On December 9, 2024, Artivion disclosed the breach in a Form 8-K filing with the U.S. Securities and Exchange Commission. As of December 10, 2024, Artivion has not released additional details, and its investigation is ongoing.
What was said
Artivion stated in its Form 8-K filing that it is "working diligently to assess the full scope of the incident and restore normal operations."
The company also emphasized its commitment to cybersecurity and assured stakeholders that it would provide updates as the investigation progresses.
Why it matters
The Artivion ransomware attack shows that healthcare-adjacent industries are also vulnerable to cyberattacks that disrupt critical operations and supply chains. For a company like Artivion, delays in shipping and orders could have downstream effects, potentially impacting surgeries and patient care.
The bottom line
Artivion's ransomware attack reflects a larger trend of cyberattacks targeting critical healthcare infrastructure. While the company mitigated many disruptions, the attack shows the ongoing risks in a sector where delays can have severe consequences.

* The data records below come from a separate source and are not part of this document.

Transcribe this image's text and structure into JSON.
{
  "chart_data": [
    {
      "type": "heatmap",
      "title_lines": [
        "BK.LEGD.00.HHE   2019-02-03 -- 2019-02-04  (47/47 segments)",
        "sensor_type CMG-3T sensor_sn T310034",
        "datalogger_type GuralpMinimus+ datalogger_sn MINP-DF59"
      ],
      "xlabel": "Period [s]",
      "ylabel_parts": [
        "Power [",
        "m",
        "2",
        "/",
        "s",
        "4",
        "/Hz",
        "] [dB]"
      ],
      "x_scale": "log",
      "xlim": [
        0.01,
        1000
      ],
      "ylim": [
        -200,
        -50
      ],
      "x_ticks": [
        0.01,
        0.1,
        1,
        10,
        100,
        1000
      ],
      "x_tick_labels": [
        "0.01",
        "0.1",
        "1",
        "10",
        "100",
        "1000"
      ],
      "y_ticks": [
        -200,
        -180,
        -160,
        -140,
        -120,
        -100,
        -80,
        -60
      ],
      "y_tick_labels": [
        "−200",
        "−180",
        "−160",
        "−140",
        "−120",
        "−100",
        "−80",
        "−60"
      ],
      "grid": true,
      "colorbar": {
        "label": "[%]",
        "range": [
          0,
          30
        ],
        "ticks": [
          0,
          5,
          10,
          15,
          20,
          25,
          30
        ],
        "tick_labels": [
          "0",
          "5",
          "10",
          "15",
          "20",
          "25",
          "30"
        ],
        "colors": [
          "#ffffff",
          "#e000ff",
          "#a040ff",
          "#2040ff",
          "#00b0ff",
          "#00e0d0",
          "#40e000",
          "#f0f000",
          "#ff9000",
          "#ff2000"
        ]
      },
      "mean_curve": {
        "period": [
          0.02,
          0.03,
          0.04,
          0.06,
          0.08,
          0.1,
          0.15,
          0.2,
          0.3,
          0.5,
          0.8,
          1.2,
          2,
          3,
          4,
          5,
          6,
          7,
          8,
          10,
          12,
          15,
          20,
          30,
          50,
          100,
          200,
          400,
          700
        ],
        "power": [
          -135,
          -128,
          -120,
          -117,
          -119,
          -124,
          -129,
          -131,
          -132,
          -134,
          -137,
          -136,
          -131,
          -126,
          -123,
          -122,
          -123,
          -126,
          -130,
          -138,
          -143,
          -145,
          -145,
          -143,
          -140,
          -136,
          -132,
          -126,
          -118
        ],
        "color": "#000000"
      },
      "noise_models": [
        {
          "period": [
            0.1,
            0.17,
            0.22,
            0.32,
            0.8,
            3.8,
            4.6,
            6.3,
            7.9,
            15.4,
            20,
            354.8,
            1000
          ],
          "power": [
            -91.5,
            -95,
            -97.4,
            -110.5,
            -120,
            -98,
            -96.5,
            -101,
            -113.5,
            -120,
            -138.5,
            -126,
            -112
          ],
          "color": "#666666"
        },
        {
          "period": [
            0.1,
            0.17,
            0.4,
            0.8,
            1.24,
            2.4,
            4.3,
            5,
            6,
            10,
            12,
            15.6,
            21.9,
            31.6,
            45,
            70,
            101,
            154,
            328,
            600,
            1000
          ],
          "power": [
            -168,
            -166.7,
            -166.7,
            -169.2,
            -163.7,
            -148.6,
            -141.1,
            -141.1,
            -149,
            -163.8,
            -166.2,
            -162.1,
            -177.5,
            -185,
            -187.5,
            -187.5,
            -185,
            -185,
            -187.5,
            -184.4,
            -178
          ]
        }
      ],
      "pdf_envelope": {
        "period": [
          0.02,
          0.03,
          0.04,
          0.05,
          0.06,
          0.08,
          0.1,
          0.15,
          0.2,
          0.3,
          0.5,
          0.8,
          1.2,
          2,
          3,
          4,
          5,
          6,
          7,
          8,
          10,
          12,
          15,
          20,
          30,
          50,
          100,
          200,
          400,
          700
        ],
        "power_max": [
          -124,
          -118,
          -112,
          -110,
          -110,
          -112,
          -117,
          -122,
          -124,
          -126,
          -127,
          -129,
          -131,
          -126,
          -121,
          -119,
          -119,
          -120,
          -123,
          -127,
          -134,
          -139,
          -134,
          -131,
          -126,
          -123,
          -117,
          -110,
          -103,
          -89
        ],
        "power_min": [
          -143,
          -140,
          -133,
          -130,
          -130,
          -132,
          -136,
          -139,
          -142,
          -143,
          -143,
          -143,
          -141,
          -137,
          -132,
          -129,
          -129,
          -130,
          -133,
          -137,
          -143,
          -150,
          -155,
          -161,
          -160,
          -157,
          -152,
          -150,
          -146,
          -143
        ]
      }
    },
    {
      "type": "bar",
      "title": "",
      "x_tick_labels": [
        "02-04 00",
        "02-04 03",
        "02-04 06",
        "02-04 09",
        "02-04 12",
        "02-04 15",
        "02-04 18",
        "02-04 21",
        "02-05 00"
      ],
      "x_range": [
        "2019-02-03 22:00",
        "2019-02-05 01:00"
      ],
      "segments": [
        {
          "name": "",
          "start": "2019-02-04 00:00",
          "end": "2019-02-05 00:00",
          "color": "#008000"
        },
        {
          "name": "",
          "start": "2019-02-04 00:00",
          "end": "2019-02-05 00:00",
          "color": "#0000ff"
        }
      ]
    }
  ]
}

Related: Healthcare data breaches: Insights and implications
FAQs
What is a data breach?
A breach occurs when an unauthorized party gains access, uses or discloses protected health information (PHI) without permission. Breaches include hacking, losing a device containing PHI, or sharing information with unauthorized individuals.
See also: How to respond to a data breach
What should individuals do if their data has been compromised?
If individuals suspect their data has been compromised, they must monitor their accounts for suspicious activity and report any unauthorized transactions immediately.
Are there any costs associated with placing a fraud alert or credit freeze?
No, under US law, consumers are entitled to a free credit report annually from each of the three major credit reporting bureaus, Equifax, Experian, and TransUnion. So, placing a fraud alert or credit freeze does not incur any costs.